La compétence donnée au juge-commissaire par l’article 61-1 du décret n° 85-1388 du 27 décret 1985, introduit par le décret n° 94-910 du 21 octobre 1994, pour constater la résiliation de plein droit des contrats poursuivis après l’ouverture de la procédure collective n’exclut pas la compétence du juge des référés, appelé à statuer en application de la clause résolutoire insérée au bail et de l’art. 25 du décret n° 53-960 du 30 sept. 1953 (C. com., art. L.145-41), indépendamment du déroulement de la procédure collective (Recueil Dalloz, Résiliation des baux poursuivis : articulation de la compétence du juge-commissaire et du juge des référés – Cour de cassation, com. 10 juillet 2001 – D. 2001. 2830).
S’agissant du délai d’action du bailleur, il ne peut agir qu’au terme d’un délai de trois mois à compter du jugement d’ouverture. Cela signifie que si le paiement des sommes dues intervient avant ce délai de trois mois, le bailleur ne peut prétendre à une quelconque résiliation du contrat. Ce n’est pas la date d’exigibilité des loyers impayés qui détermine le droit de demander la résiliation mais celle de l’occupation des lieux : les loyers impayés doivent concerner une période postérieure au jugement d’ouverture.
Ce délai de trois mois doit être expiré au jour de l’introduction de l’action par assignation. Il s’ensuit que si l’assignation a été délivrée de manière prématurée, les juges ne peuvent que rejeter la demande en résiliation (Cass. com., 2 nov. 1993, no 91-14.669, Bull. civ. IV, no 373).
Ce délai de carence impose donc au bailleur de maintenir le bail alors que les loyers ne sont pas payés, et déroge au droit commun diligentant la résiliation de plein droit des contrats en cours, prévoyant qu’en cas d’inexécution du contrat, une résiliation immédiate est encourue de plein droit (article L. 622-13, III, 2° du Code de commerce).

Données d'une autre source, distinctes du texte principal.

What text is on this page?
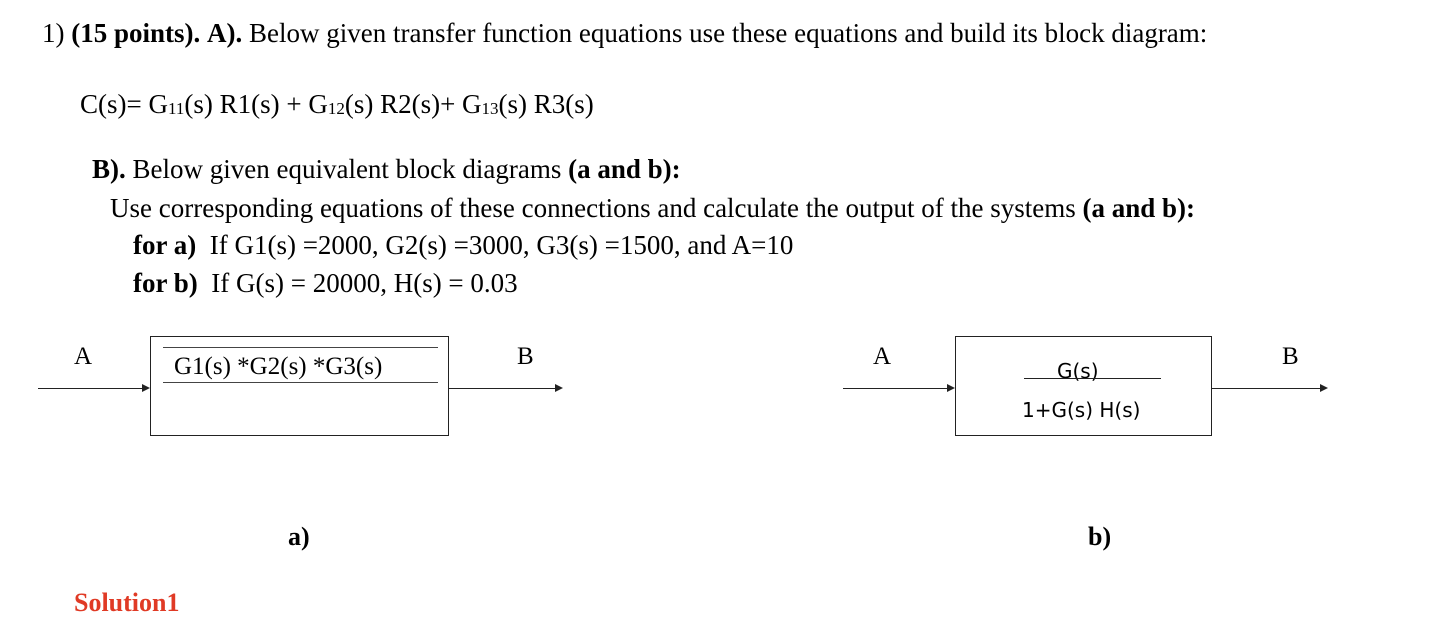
1) (15 points). A). Below given transfer function equations use these equations and build its block diagram:
$C(s)= G_{11}(s) R1(s) + G_{12}(s)$ $R2(s)+ G_{13}(s)$ R3(s)
B). Below given equivalent block diagrams (a and b):
Use corresponding equations of these connections and calculate the output of the systems (a and b):
for a) If G1(s) =2000, G2(s) =3000, G3(s) =1500, and A=10
for b) If G(s) = 20000, H(s) = 0.03
A	G1(s) *G2(s) *G3(s)	B
a)
A
G(s)
1+G(s) H(s)
B
b)
Solution1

Sur les obligations du bailleur qui poursuit la résiliation du bail, il doit notifier sa demande aux créanciers antérieurement inscrits sur le fonds de commerce (article L. 143-2 du Code de commerce). Le jugement prononçant la résiliation ne pourra être rendu qu’un mois après la notification.
3. La résiliation à l’initiative de l’administrateur judiciaire (article L. 622-14, 1° du Code de commerce)

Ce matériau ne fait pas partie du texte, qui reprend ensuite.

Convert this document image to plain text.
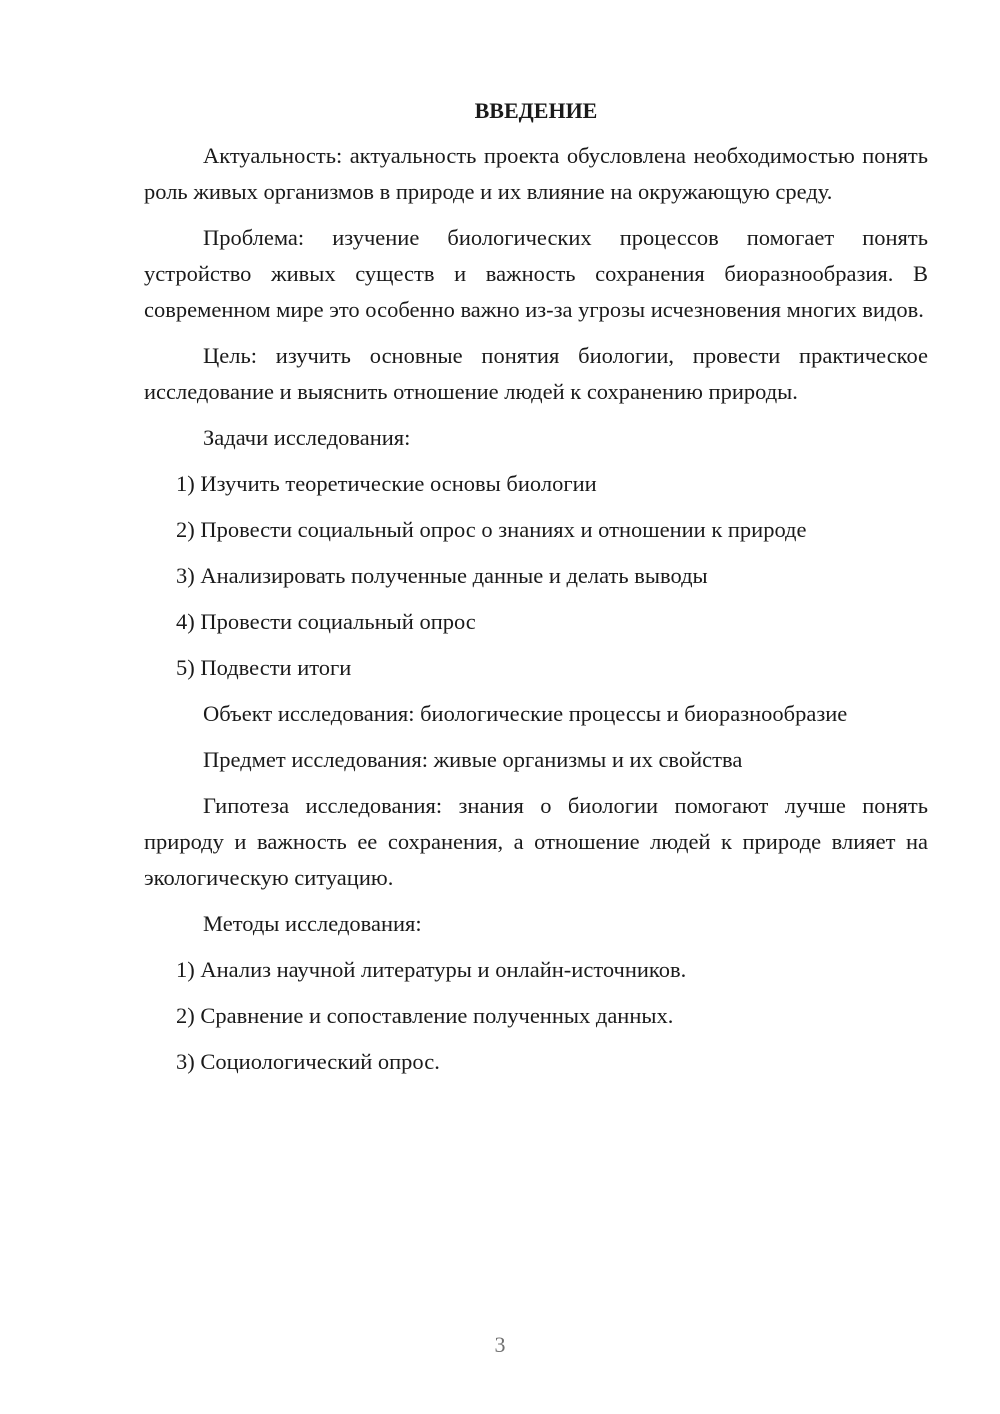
ВВЕДЕНИЕ

Актуальность: актуальность проекта обусловлена необходимостью понять роль живых организмов в природе и их влияние на окружающую среду.

Проблема: изучение биологических процессов помогает понять устройство живых существ и важность сохранения биоразнообразия. В современном мире это особенно важно из-за угрозы исчезновения многих видов.

Цель: изучить основные понятия биологии, провести практическое исследование и выяснить отношение людей к сохранению природы.

Задачи исследования:

1) Изучить теоретические основы биологии

2) Провести социальный опрос о знаниях и отношении к природе

3) Анализировать полученные данные и делать выводы

4) Провести социальный опрос

5) Подвести итоги

Объект исследования: биологические процессы и биоразнообразие

Предмет исследования: живые организмы и их свойства

Гипотеза исследования: знания о биологии помогают лучше понять природу и важность ее сохранения, а отношение людей к природе влияет на экологическую ситуацию.

Методы исследования:

1) Анализ научной литературы и онлайн-источников.

2) Сравнение и сопоставление полученных данных.

3) Социологический опрос.

3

L’administrateur judiciaire est le seul organe désigné pour exiger la continuation des contrats en cours, ou alors y mettre fin, notamment le contrat de bail. En effet, la résiliation peut intervenir dans le cas où le débiteur n’est plus en mesure d’exécuter le contrat, soit payer le loyer.

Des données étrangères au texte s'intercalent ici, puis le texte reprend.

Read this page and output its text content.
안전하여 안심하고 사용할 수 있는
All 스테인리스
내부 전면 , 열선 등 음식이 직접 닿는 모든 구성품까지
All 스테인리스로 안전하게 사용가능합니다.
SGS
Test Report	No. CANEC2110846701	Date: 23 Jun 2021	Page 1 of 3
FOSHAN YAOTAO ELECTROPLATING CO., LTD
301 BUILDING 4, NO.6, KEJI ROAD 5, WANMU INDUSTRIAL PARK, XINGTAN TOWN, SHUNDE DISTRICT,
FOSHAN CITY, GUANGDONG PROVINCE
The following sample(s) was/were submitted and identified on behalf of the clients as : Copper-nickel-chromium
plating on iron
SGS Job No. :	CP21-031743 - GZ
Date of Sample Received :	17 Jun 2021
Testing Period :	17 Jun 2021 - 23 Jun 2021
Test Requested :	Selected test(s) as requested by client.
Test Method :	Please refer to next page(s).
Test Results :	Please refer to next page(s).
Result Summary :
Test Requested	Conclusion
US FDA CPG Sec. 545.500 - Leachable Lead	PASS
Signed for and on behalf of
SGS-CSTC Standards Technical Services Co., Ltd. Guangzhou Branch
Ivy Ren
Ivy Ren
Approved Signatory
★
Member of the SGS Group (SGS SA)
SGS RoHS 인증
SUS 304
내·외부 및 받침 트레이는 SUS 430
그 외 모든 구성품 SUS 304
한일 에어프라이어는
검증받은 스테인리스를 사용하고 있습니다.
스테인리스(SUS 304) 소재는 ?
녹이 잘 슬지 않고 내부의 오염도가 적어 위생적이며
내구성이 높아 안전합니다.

Pour cela, il doit en informer le bailleur. Dans ce cas, l’inexécution du contrat de bail pour la période restant à courir peut donner lieu à des dommages et intérêts au profit du bailleur, dont le montant doit être déclaré au passif.
À cet égard, le bailleur bénéficie d’un délai supplémentaire d’un mois à compter de la date de la résiliation de plein droit ou de la notification de la date de la décision prononçant la résiliation, pour déclarer au passif ladite créance éventuelle résultant la résiliation. Il en est de même des créances d’indemnités et pénalités en cas de résiliation d’un contrat régulièrement poursuivi (article R. 622-21, alinéa 2 du Code de commerce).
Le bailleur peut également différer la restitution des sommes versées en excédent par le locataire en exécution du contrat jusqu’à ce qu’il ait été statué sur les dommages et intérêts. Par exemple, il pourra conserver le dépôt de garantie versé par le locataire (Com. 24 juin 2003, no 00-17.156, RTD civ. 2004. 512, obs. Mestre).